Viterbo – Gli rapinano il cellulare in via Saragat e lui sporge denuncia. Ma giunti dopo quattro anni e mezzo al giorno del processo non ricorda niente, nemmeno di avere sporto querela. “Non ricordo assolutamente nulla, nel frattempo sono rimasto ferito in un incidente”, ha spiegato ieri in aula durante un’udienza a tratti surreale.
Protagonista un 33enne, all’epoca residente a Civitella D’Agliano, che verso le 15,45 del 27 gennaio 2014 era appena sceso dalla sede della Cgil in via Saragat quando, ancora sotto gli archi del palazzo dove si trova il sindacato, sarebbe stato accerchiato da 4-5 uomini tra i 40 e i 50 anni, uno dei quali voleva 5 euro che lui non gli ha dato. Poi gli avrebbe strappato di mano il telefonino.
Per quell’episodio è finito sotto processo davanti al giudice Giacomo Autizi per tentata rapina in concorso un uomo di nazionalità romena, difeso dall’avvocato Luigi Mancini. Ieri avrebbe dovuto essere sentita la vittima, rintracciata dai carabinieri in provincia di Verona.
Ma la vittima oggi è smemorata. “Il 14 gennaio dell’anno dopo, nel 2015, sono rimasto ferito in un incidente all’Acquarossa, nel punto dove pochi giorni dopo è morta una persona, per cui ho perso molti riferimenti. Nel frattempo, in questi ultimi cinque anni, ho cambiato completamente vita e adesso vivo e lavoro in provincia di Verona.
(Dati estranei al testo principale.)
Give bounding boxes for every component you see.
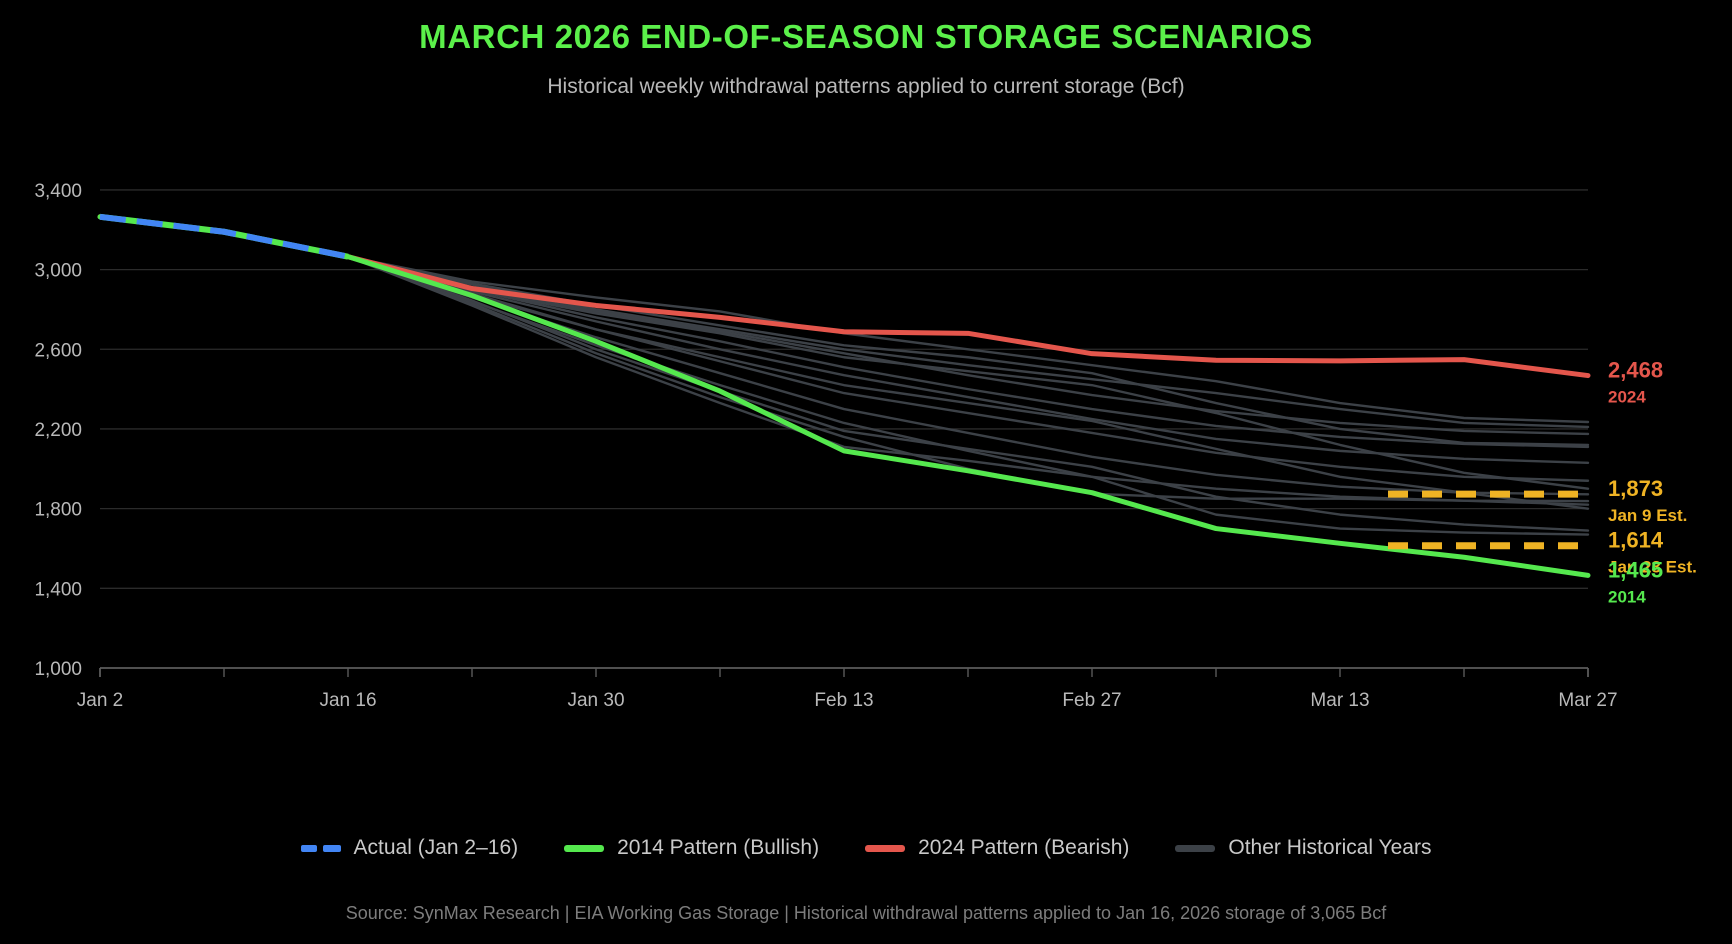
legend-swatch-other: [1175, 845, 1215, 852]
y-axis-tick-label: 2,600: [34, 340, 82, 361]
y-axis-tick-label: 3,000: [34, 261, 82, 282]
legend-item-2014[interactable]: 2014 Pattern (Bullish): [564, 836, 819, 860]
y-axis-tick-label: 2,200: [34, 420, 82, 441]
x-axis-tick-label: Feb 27: [1062, 690, 1121, 711]
series-line: [100, 217, 1588, 576]
series-line: [348, 257, 1588, 434]
legend-item-actual[interactable]: Actual (Jan 2–16): [301, 836, 519, 860]
x-axis-tick-label: Jan 30: [567, 690, 624, 711]
y-axis-tick-label: 3,400: [34, 181, 82, 202]
legend-label-2014: 2014 Pattern (Bullish): [617, 836, 819, 860]
chart-page: MARCH 2026 END-OF-SEASON STORAGE SCENARI…: [0, 0, 1732, 944]
storage-scenarios-chart: 3,4003,0002,6002,2001,8001,4001,000Jan 2…: [0, 0, 1732, 944]
legend-swatch-2024: [865, 845, 905, 852]
annotation-2024-label: 2024: [1608, 388, 1646, 407]
y-axis-tick-label: 1,400: [34, 579, 82, 600]
x-axis-tick-label: Feb 13: [814, 690, 873, 711]
x-axis-tick-label: Mar 27: [1558, 690, 1617, 711]
x-axis-tick-label: Mar 13: [1310, 690, 1369, 711]
legend-swatch-actual: [301, 845, 341, 852]
annotation-2024-value: 2,468: [1608, 358, 1663, 383]
y-axis-tick-label: 1,800: [34, 500, 82, 521]
x-axis-tick-label: Jan 16: [319, 690, 376, 711]
legend-label-actual: Actual (Jan 2–16): [354, 836, 519, 860]
series-line: [348, 257, 1588, 447]
legend-item-2024[interactable]: 2024 Pattern (Bearish): [865, 836, 1129, 860]
annotation-2014-label: 2014: [1608, 587, 1646, 606]
legend-label-other: Other Historical Years: [1228, 836, 1431, 860]
annotation-jan9-est-value: 1,873: [1608, 476, 1663, 501]
chart-legend: Actual (Jan 2–16) 2014 Pattern (Bullish)…: [0, 836, 1732, 860]
legend-label-2024: 2024 Pattern (Bearish): [918, 836, 1129, 860]
legend-swatch-2014: [564, 845, 604, 852]
series-line: [348, 257, 1588, 427]
annotation-jan23-est-value: 1,614: [1608, 528, 1664, 553]
source-note: Source: SynMax Research | EIA Working Ga…: [0, 903, 1732, 924]
series-line: [100, 217, 1588, 376]
y-axis-tick-label: 1,000: [34, 659, 82, 680]
annotation-2014-value: 1,465: [1608, 557, 1663, 582]
x-axis-tick-label: Jan 2: [77, 690, 123, 711]
legend-item-other[interactable]: Other Historical Years: [1175, 836, 1431, 860]
annotation-jan9-est-label: Jan 9 Est.: [1608, 506, 1687, 525]
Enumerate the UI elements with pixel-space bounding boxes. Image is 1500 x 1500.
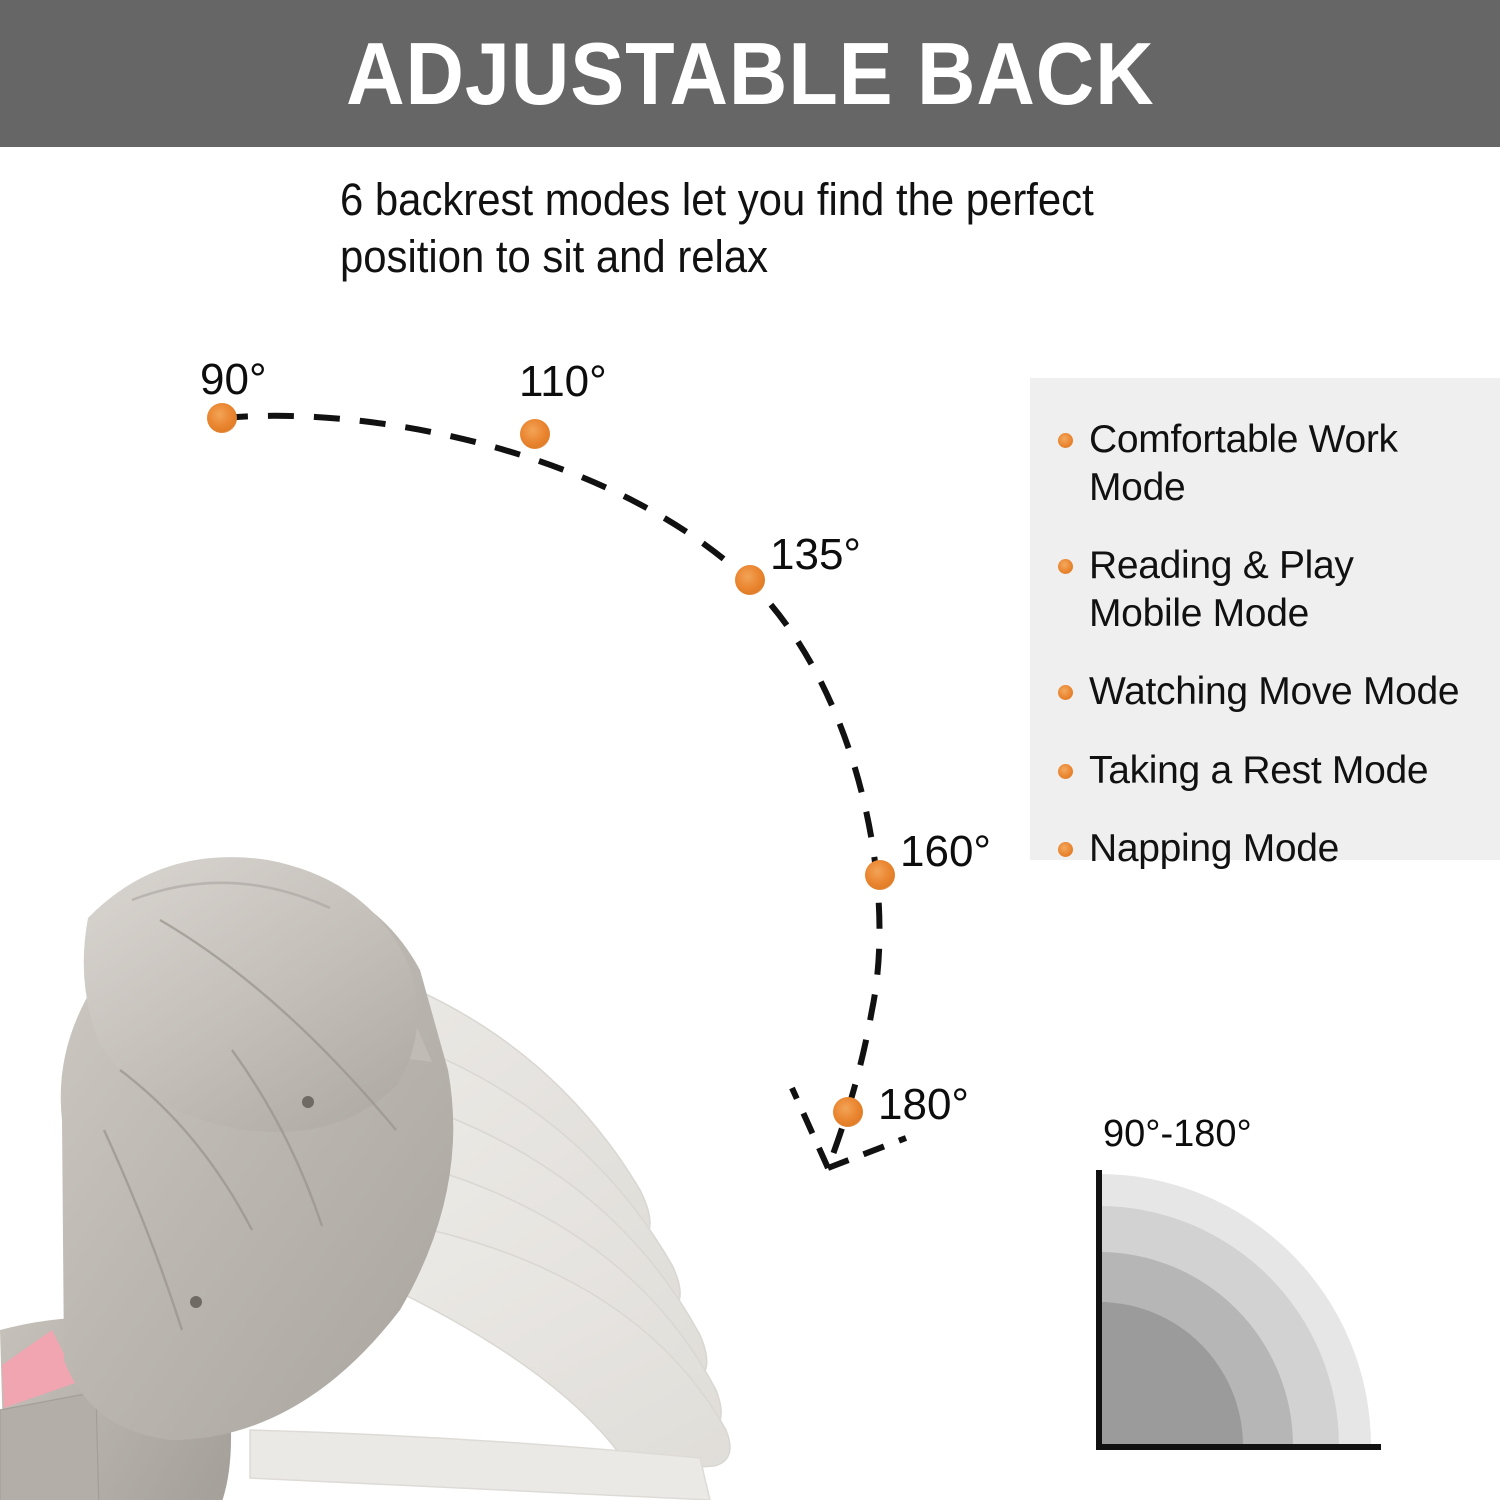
feature-label: Reading & Play Mobile Mode [1089, 542, 1354, 637]
quadrant-svg [1095, 1170, 1385, 1450]
feature-label: Taking a Rest Mode [1089, 747, 1428, 795]
list-item: Reading & Play Mobile Mode [1058, 542, 1484, 637]
subtitle: 6 backrest modes let you find the perfec… [340, 172, 1121, 285]
list-item: Napping Mode [1058, 825, 1484, 873]
list-item: Watching Move Mode [1058, 668, 1484, 716]
angle-label-180: 180° [878, 1083, 969, 1127]
angle-dot-110[interactable] [520, 419, 550, 449]
page-title: ADJUSTABLE BACK [346, 30, 1154, 118]
feature-label: Comfortable Work Mode [1089, 416, 1484, 511]
angle-range-label: 90°-180° [1103, 1115, 1252, 1153]
subtitle-line-2: position to sit and relax [340, 229, 1121, 286]
angle-label-160: 160° [900, 830, 991, 874]
angle-label-135: 135° [770, 533, 861, 577]
angle-range-diagram: 90°-180° [1095, 1115, 1415, 1455]
list-item: Comfortable Work Mode [1058, 416, 1484, 511]
bullet-dot-icon [1058, 433, 1073, 448]
feature-list-panel: Comfortable Work Mode Reading & Play Mob… [1030, 378, 1500, 860]
angle-dot-160[interactable] [865, 860, 895, 890]
angle-dot-180[interactable] [833, 1097, 863, 1127]
product-photo [0, 430, 800, 1500]
angle-label-90: 90° [200, 358, 267, 402]
feature-label: Napping Mode [1089, 825, 1339, 873]
angle-label-110: 110° [519, 360, 607, 404]
list-item: Taking a Rest Mode [1058, 747, 1484, 795]
infographic-page: ADJUSTABLE BACK 6 backrest modes let you… [0, 0, 1500, 1500]
bullet-dot-icon [1058, 842, 1073, 857]
header-banner: ADJUSTABLE BACK [0, 0, 1500, 147]
feature-label: Watching Move Mode [1089, 668, 1459, 716]
angle-dot-135[interactable] [735, 565, 765, 595]
angle-dot-90[interactable] [207, 403, 237, 433]
bullet-dot-icon [1058, 685, 1073, 700]
subtitle-line-1: 6 backrest modes let you find the perfec… [340, 172, 1121, 229]
bullet-dot-icon [1058, 559, 1073, 574]
bullet-dot-icon [1058, 764, 1073, 779]
arrowhead-right [828, 1138, 906, 1168]
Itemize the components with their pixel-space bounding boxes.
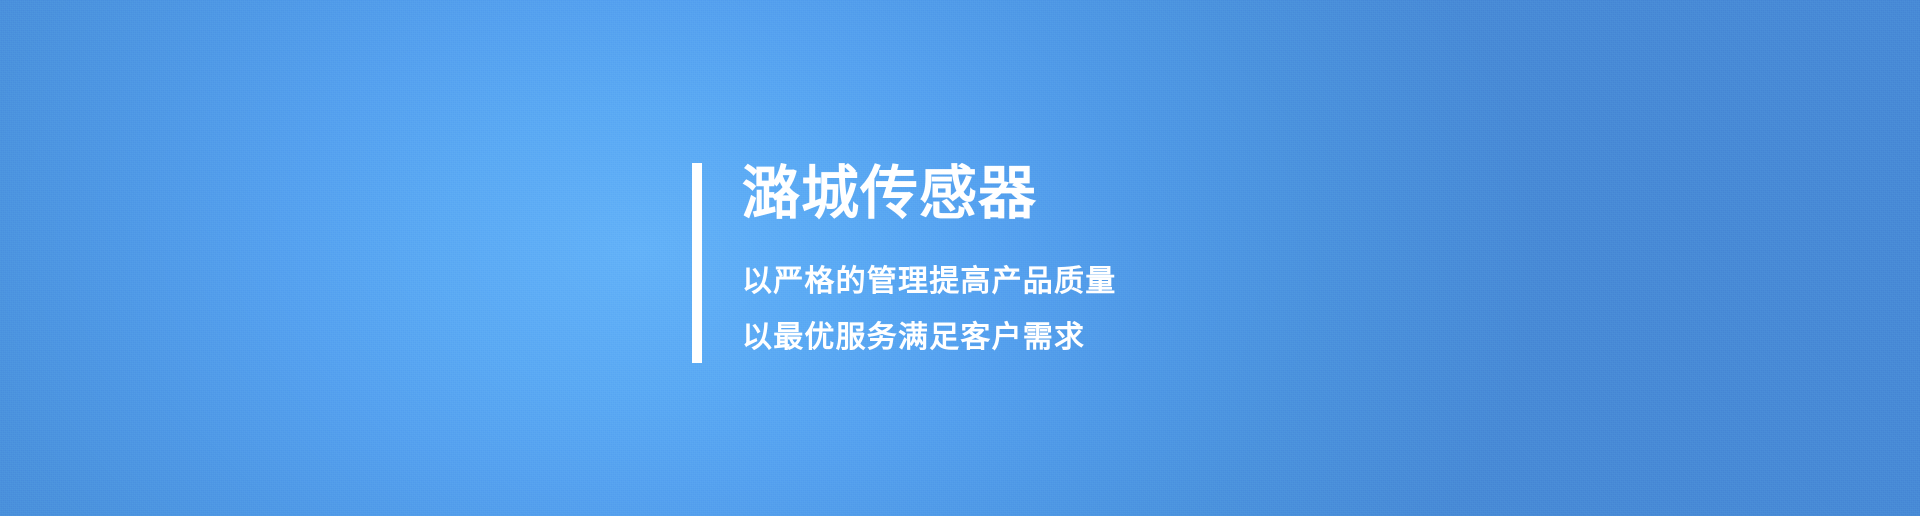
banner-headline: 潞城传感器 — [742, 163, 1116, 225]
hero-banner: 潞城传感器 以严格的管理提高产品质量 以最优服务满足客户需求 — [0, 0, 1920, 516]
banner-text-block: 潞城传感器 以严格的管理提高产品质量 以最优服务满足客户需求 — [742, 163, 1116, 366]
banner-tagline-1: 以严格的管理提高产品质量 — [742, 254, 1116, 310]
banner-tagline-list: 以严格的管理提高产品质量 以最优服务满足客户需求 — [742, 254, 1116, 366]
vertical-accent-bar-icon — [692, 163, 702, 363]
banner-content: 潞城传感器 以严格的管理提高产品质量 以最优服务满足客户需求 — [692, 163, 1116, 366]
banner-tagline-2: 以最优服务满足客户需求 — [742, 310, 1116, 366]
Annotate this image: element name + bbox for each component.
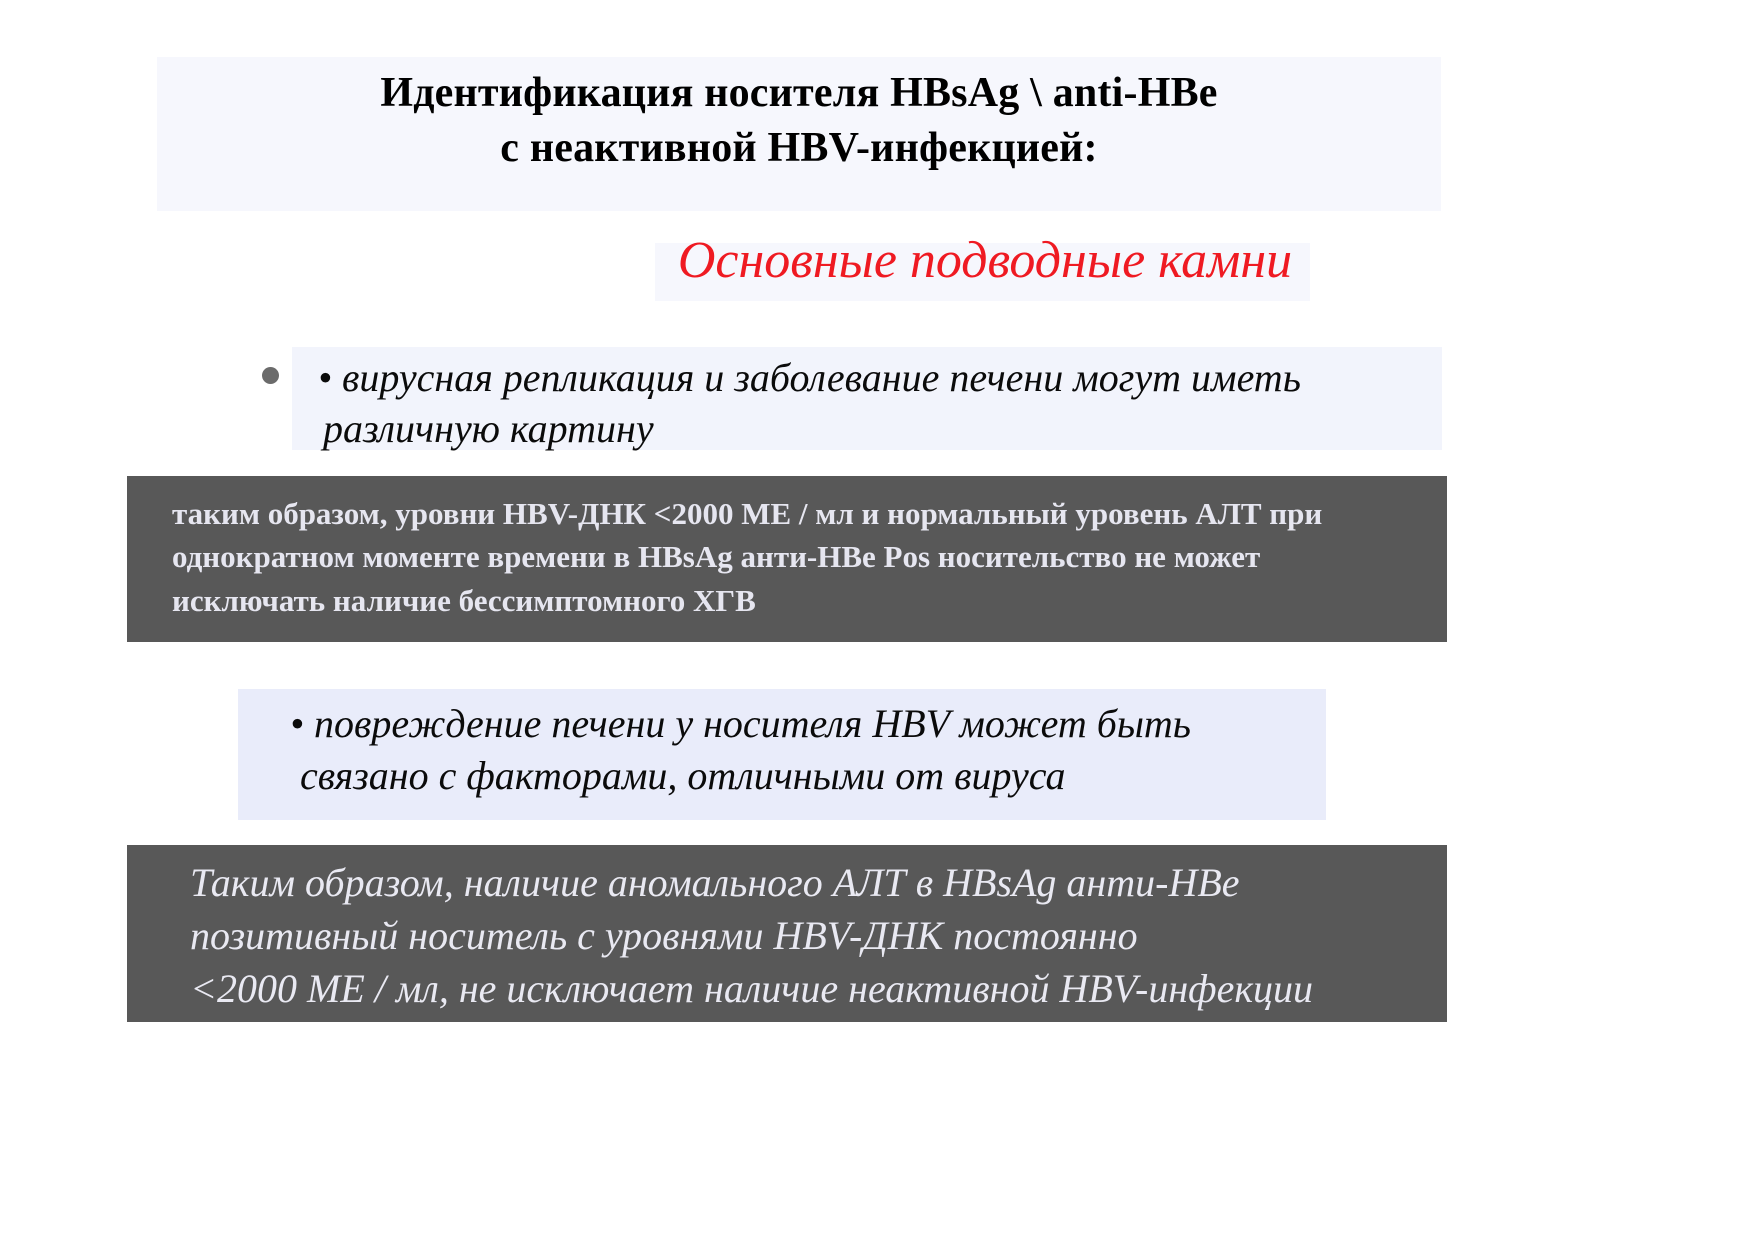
dark-callout-box-1-line-1: таким образом, уровни HBV-ДНК <2000 МЕ /…	[172, 492, 1437, 535]
slide-canvas: Идентификация носителя HBsAg \ anti-HBe …	[0, 0, 1754, 1240]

Non ricordo niente della denuncia, me lo hanno detto i carabinieri che sono venuti a cercarmi per dirmi di venire a Viterbo a testimoniare”, ha detto al giudice, chiedendo se fosse possibile rimettere la querela, cosa che non ha potuto fare, trattandosi di un reato perseguibile d’ufficio.
Il pm ha fatto di tutto per cercare di fargli tornare la memoria dell’episodio, ma niente. “Ricordo solo che avevo un iPhone 6 di colore bianco, ma non ricordo altro”, ha spiegato.
Al giudice perplesso che, dopo avere pensato di affidare una perizia a un medico legale, gli ha chiesto di far avere al tribunale la sua certificazione medica, ha spiegato: “Ci sono il mio nome e cognome su Tusciaweb. Se vuole, può controllare. A suo tempo scrissero dell’incidente e due giorni dopo hanno anche pubblicato una mia lettera di ringraziamento firmata”.
Tutto ancora oggi su Tusciaweb. Il 33enne rimase ferito in un frontale tra due auto, avvenuto nel primo pomeriggio del 14 gennaio 2014 sulla Teverina, all’altezza dell’Acquarossa. Trasferito d’urgenza in ambulanza all’ospedale di Belcolle, due giorni dopo, il 16 gennaio, il giovane si sentì di ringraziare i soccorritori con una lettera. Risale invece al 18 gennaio l’altro incidente cui il 33enne ha fatto riferimento. Un incidente avvenuto verso le 20 sempre sulla Teverina all’altezza dell’Acquarossa, in cui perse la vita una badante romena 35enne di Grotte Santo Stefano e rimasta ferita una coppia di Roma.
Preso atto della determinatezza del teste smemorato, il giudice ha per ora rinunciato a disporre una perizia, riservandosi di decidere dopo avere acquisito la documentazione del medico curante del 33enne.
Ha quindi rinviato l’udienza al 20 febbraio 2020, per dargli il tempo di depositare tutto in tribunale, dopo avergli spiegato punto per punto cosa deve fare, per evitargli il disagio di dovere tornare per quella data da Verona. Poi si vedrà.